Is there a min value set at 30?

erik
ExtraBold wrote:

Those parameters look quite reasonable. By my calculations it would take 130 days without playing for an RD to rise from 50 to 100, using those parameters - which is reasonable. So I don't quite understand why my RD is 100 today. Unfortunately I haven't recorded a history of it, but my impression is that RDs are either rising much faster than that, or are not falling enough as games are played. Are you sure the implementation is correct?


that's what we're trying to figure out!

chessoholicalien
shadowc wrote:

so if I play a new member which is bound to be 2100 rating in the future and he beats me, I'm not gonna loose 300 points at him if he's still 1200 when I play.

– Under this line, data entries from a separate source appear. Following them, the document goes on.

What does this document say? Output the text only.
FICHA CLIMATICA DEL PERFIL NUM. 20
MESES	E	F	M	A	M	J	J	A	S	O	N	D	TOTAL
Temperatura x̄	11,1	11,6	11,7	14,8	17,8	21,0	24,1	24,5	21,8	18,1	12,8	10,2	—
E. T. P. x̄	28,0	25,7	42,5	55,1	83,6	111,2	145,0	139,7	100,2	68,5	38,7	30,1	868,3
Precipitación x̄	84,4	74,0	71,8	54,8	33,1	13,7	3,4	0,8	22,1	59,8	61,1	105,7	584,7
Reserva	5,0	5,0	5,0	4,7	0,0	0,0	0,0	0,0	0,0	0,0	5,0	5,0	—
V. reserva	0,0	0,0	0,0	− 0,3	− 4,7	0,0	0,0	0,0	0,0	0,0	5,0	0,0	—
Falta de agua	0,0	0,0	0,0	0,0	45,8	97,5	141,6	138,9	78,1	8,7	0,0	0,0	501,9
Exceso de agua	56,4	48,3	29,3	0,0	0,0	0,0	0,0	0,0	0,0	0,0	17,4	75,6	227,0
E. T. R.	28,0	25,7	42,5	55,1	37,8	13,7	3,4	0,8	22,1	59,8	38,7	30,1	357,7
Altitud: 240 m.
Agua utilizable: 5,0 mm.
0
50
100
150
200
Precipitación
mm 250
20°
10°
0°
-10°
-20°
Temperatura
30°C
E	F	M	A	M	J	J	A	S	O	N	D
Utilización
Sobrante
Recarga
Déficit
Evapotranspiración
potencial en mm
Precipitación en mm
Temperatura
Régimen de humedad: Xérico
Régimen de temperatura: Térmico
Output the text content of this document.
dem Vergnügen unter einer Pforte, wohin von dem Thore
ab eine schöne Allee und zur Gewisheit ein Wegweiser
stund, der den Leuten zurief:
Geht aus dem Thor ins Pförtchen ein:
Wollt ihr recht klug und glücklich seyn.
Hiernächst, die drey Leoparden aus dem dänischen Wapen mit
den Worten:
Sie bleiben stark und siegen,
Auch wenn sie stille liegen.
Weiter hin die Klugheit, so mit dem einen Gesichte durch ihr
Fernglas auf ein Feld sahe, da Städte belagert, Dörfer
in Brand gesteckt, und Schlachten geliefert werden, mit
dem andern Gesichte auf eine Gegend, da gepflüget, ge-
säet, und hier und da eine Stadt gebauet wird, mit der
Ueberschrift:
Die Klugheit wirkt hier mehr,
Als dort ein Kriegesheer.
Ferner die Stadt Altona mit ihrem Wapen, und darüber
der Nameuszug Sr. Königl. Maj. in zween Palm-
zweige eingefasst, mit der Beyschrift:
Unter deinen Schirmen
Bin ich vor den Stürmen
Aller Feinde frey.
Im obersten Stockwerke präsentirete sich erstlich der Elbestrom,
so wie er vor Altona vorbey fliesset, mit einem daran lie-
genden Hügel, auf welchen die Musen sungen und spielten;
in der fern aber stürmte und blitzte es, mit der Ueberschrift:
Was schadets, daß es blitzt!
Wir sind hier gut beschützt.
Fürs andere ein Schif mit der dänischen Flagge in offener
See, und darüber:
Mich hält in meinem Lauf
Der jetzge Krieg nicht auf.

Yes that is annoying, especially now in Live Chess as everyone's ratings have been reset to 1200.

ExtraBold
erik wrote:

that's what we're trying to figure out!


erik, are you sure you are using a time increment of 1 minute and not 1 second?

Is there any data you can show us of an example of somebody's change in RD and rating over time?

blackfirestorm

All I know is that when I played a 1800 player and won, I only got 35 points for the win, yet when I got beat by some 1400 player who had yet to get to his "normal" rating I lost 45. How is that fair?

ringwraith10

why can't chess.com use elo?

bondiggity

"The Glicko system works best when the number of games in a rating period is moderate, say an average of 5-10 games per player in a rating period. The length of time for a rating period is at the discretion of the administrator."

 

Isn't using t = 1 minute very extreme then?

ringwraith10

perhaps there should be an option to toggle elo or glicko?

maybe even show both?

ExtraBold

Elo has no advantages over Glicko, and would still need the paramaters tweaking to trade off variability against responsiveness. And ELO requires kludges for "provisional" ratings that Glicko incorporates seamlessly.